Even if Ben Howland, in his tenth season in charge at UCLA, goes on an undefeated 40-win season and wins a national title, his winning percentage at UCLA will only rise to 71.9%, or 4.1% percentage points short of the Tubby line. And let's be real: there is no way he's winning 40 games, going undefeated, and winning a national title, even with Shabazz in the fold.
76.0% and only one national title wasn't good enough for the fan base in Kentucky.
So, why is 68.1% and zero national titles acceptable in Westwood?
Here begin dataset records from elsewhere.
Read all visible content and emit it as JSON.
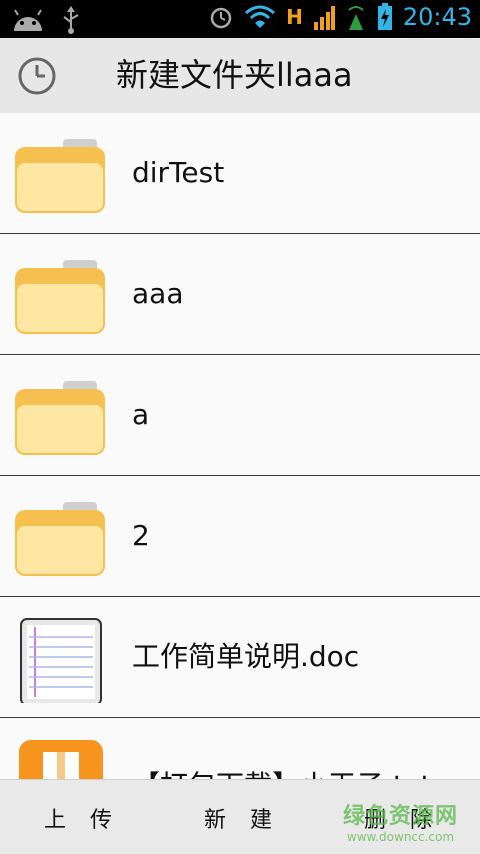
{
  "status_bar": {
    "network_label": "H",
    "time": "20:43"
  },
  "header": {
    "title": "新建文件夹llaaa"
  },
  "files": [
    {
      "name": "dirTest",
      "icon": "folder-icon"
    },
    {
      "name": "aaa",
      "icon": "folder-icon"
    },
    {
      "name": "a",
      "icon": "folder-icon"
    },
    {
      "name": "2",
      "icon": "folder-icon"
    },
    {
      "name": "工作简单说明.doc",
      "icon": "document-icon"
    },
    {
      "name": "【打包下载】小王子.txt",
      "icon": "zip-archive-icon"
    }
  ],
  "toolbar": {
    "upload_label": "上传",
    "new_label": "新建",
    "delete_label": "删除"
  },
  "watermark": {
    "main": "绿色资源网",
    "sub": "www.downcc.com"
  },
  "colors": {
    "status_accent": "#33b5e5",
    "folder_yellow": "#fcd36a",
    "archive_orange": "#f7941d",
    "watermark_green": "#59b84a"
  }
}
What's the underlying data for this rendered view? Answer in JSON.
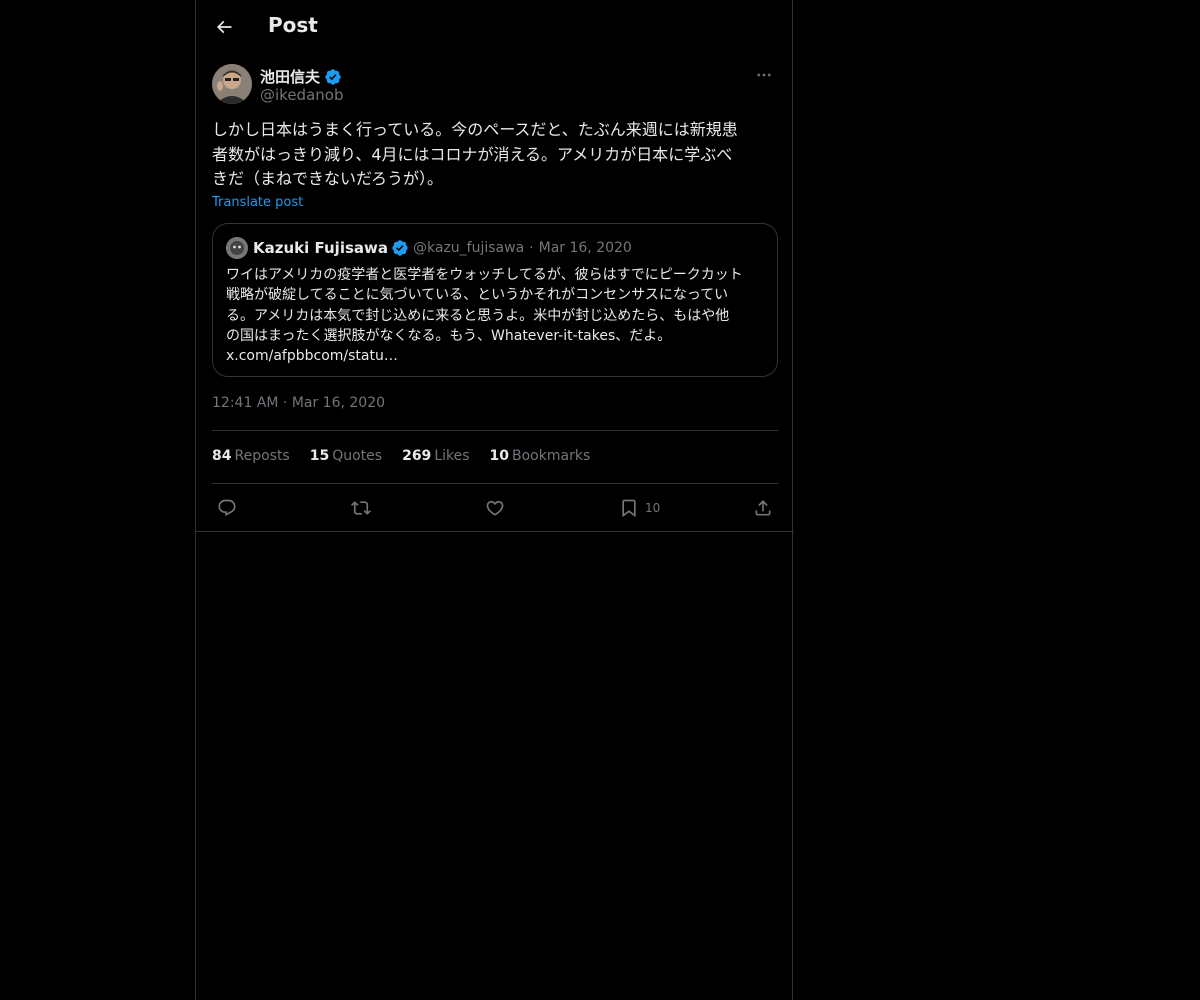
{
  "header": {
    "title": "Post"
  },
  "author": {
    "name": "池田信夫",
    "handle": "@ikedanob"
  },
  "post": {
    "lines": [
      "しかし日本はうまく行っている。今のペースだと、たぶん来週には新規患",
      "者数がはっきり減り、4月にはコロナが消える。アメリカが日本に学ぶべ",
      "きだ（まねできないだろうが）。"
    ],
    "translate_label": "Translate post"
  },
  "quote": {
    "name": "Kazuki Fujisawa",
    "handle": "@kazu_fujisawa",
    "separator": "·",
    "date": "Mar 16, 2020",
    "lines": [
      "ワイはアメリカの疫学者と医学者をウォッチしてるが、彼らはすでにピークカット",
      "戦略が破綻してることに気づいている、というかそれがコンセンサスになってい",
      "る。アメリカは本気で封じ込めに来ると思うよ。米中が封じ込めたら、もはや他",
      "の国はまったく選択肢がなくなる。もう、Whatever-it-takes、だよ。",
      "x.com/afpbbcom/statu…"
    ]
  },
  "timestamp": {
    "time": "12:41 AM",
    "separator": "·",
    "date": "Mar 16, 2020"
  },
  "stats": [
    {
      "count": "84",
      "label": "Reposts"
    },
    {
      "count": "15",
      "label": "Quotes"
    },
    {
      "count": "269",
      "label": "Likes"
    },
    {
      "count": "10",
      "label": "Bookmarks"
    }
  ],
  "actions": {
    "bookmark_count": "10"
  },
  "colors": {
    "accent": "#1d9bf0",
    "background": "#000000",
    "text": "#e7e9ea",
    "muted": "#71767b",
    "border": "#2f3336"
  },
  "icons": [
    "back-arrow-icon",
    "verified-badge-icon",
    "more-icon",
    "reply-icon",
    "repost-icon",
    "like-icon",
    "bookmark-icon",
    "share-icon"
  ]
}
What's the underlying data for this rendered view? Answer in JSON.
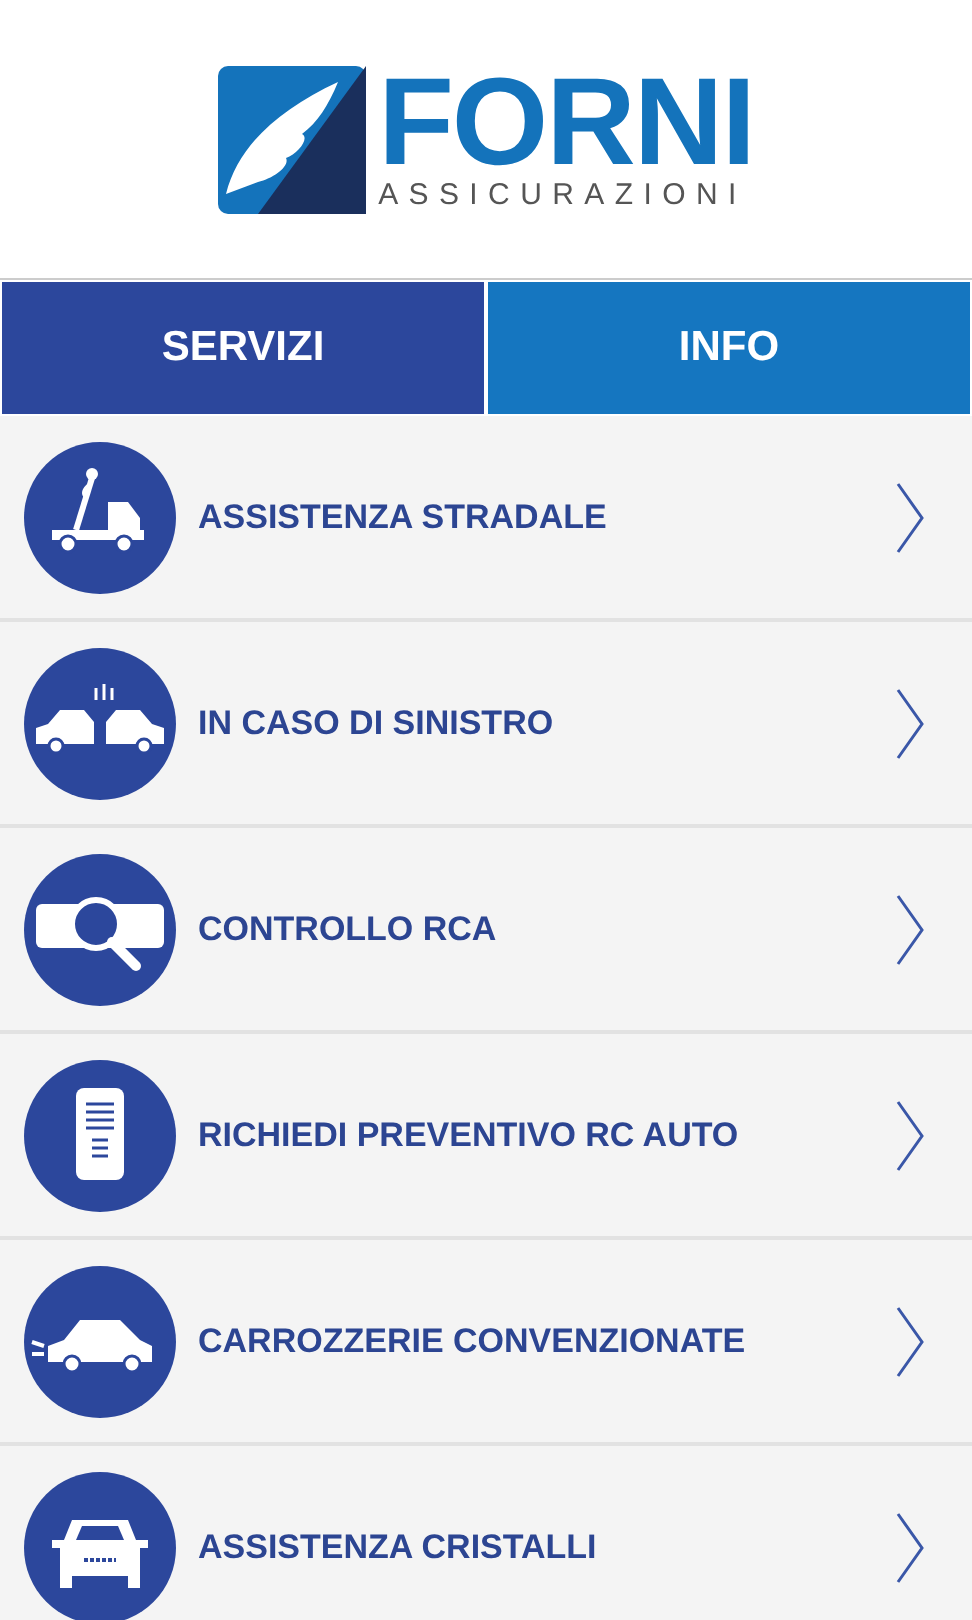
{
  "logo": {
    "name": "FORNI",
    "tagline": "ASSICURAZIONI"
  },
  "tabs": [
    {
      "label": "SERVIZI",
      "selected": true
    },
    {
      "label": "INFO",
      "selected": false
    }
  ],
  "services": [
    {
      "label": "ASSISTENZA STRADALE",
      "kind": "tow"
    },
    {
      "label": "IN CASO DI SINISTRO",
      "kind": "crash"
    },
    {
      "label": "CONTROLLO RCA",
      "kind": "plate"
    },
    {
      "label": "RICHIEDI PREVENTIVO RC AUTO",
      "kind": "document"
    },
    {
      "label": "CARROZZERIE CONVENZIONATE",
      "kind": "car"
    },
    {
      "label": "ASSISTENZA CRISTALLI",
      "kind": "windshield"
    }
  ]
}
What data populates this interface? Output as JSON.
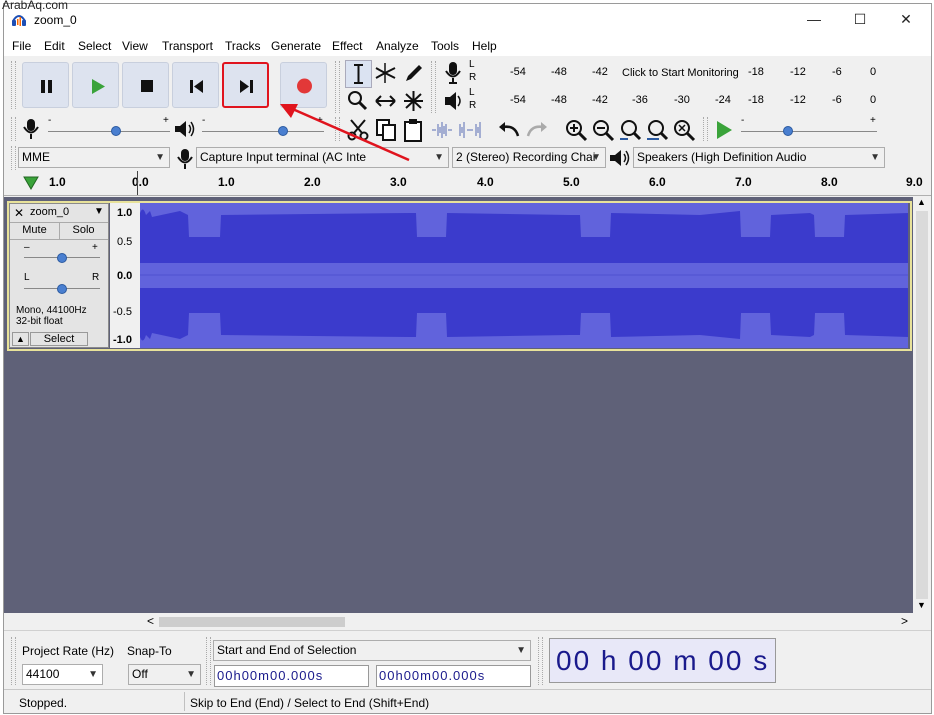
{
  "watermark": "ArabAq.com",
  "window": {
    "title": "zoom_0",
    "min": "—",
    "max": "☐",
    "close": "✕"
  },
  "menu": [
    "File",
    "Edit",
    "Select",
    "View",
    "Transport",
    "Tracks",
    "Generate",
    "Effect",
    "Analyze",
    "Tools",
    "Help"
  ],
  "transport": {
    "pause": "pause-icon",
    "play": "play-icon",
    "stop": "stop-icon",
    "skip_start": "skip-to-start-icon",
    "skip_end": "skip-to-end-icon",
    "record": "record-icon",
    "highlight_color": "#e0141e",
    "annotation_arrow_color": "#e0141e"
  },
  "meters": {
    "record_scale": [
      "-54",
      "-48",
      "-42",
      "Click to Start Monitoring",
      "-18",
      "-12",
      "-6",
      "0"
    ],
    "play_scale": [
      "-54",
      "-48",
      "-42",
      "-36",
      "-30",
      "-24",
      "-18",
      "-12",
      "-6",
      "0"
    ],
    "lr": [
      "L",
      "R"
    ]
  },
  "devices": {
    "host": "MME",
    "input": "Capture Input terminal (AC Inte",
    "channels": "2 (Stereo) Recording Chai",
    "output": "Speakers (High Definition Audio"
  },
  "ruler": {
    "ticks": [
      "1.0",
      "0.0",
      "1.0",
      "2.0",
      "3.0",
      "4.0",
      "5.0",
      "6.0",
      "7.0",
      "8.0",
      "9.0"
    ]
  },
  "track": {
    "name": "zoom_0",
    "close": "✕",
    "menu_arrow": "▼",
    "mute": "Mute",
    "solo": "Solo",
    "gain_minus": "–",
    "gain_plus": "+",
    "pan_l": "L",
    "pan_r": "R",
    "info_line1": "Mono, 44100Hz",
    "info_line2": "32-bit float",
    "collapse": "▲",
    "select": "Select",
    "scale": [
      "1.0",
      "0.5",
      "0.0",
      "-0.5",
      "-1.0"
    ],
    "wave_color": "#3c3ccf",
    "wave_bg": "#5d5fd6"
  },
  "scroll": {
    "left": "<",
    "right": ">",
    "up": "▲",
    "down": "▼"
  },
  "bottom": {
    "project_rate_label": "Project Rate (Hz)",
    "project_rate_value": "44100",
    "snap_label": "Snap-To",
    "snap_value": "Off",
    "selection_mode": "Start and End of Selection",
    "start_time": "00h00m00.000s",
    "end_time": "00h00m00.000s",
    "audio_position": "00 h 00 m 00 s"
  },
  "status": {
    "state": "Stopped.",
    "hint": "Skip to End (End) / Select to End (Shift+End)"
  }
}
It shouldn't be, not if UCLA really wants to count itself among the true elite blue-bloods of college basketball, and not turn into the next University of San Francisco. It's time for decisive action, but instead, Chianti Dan and UCLA's incompetent administration do nothing but wait-and-see, hoping an 18-year-old one-and-done Adidas mercenary will somehow save Coach's program.
And the Howlers say we're the ones who are unrealistic.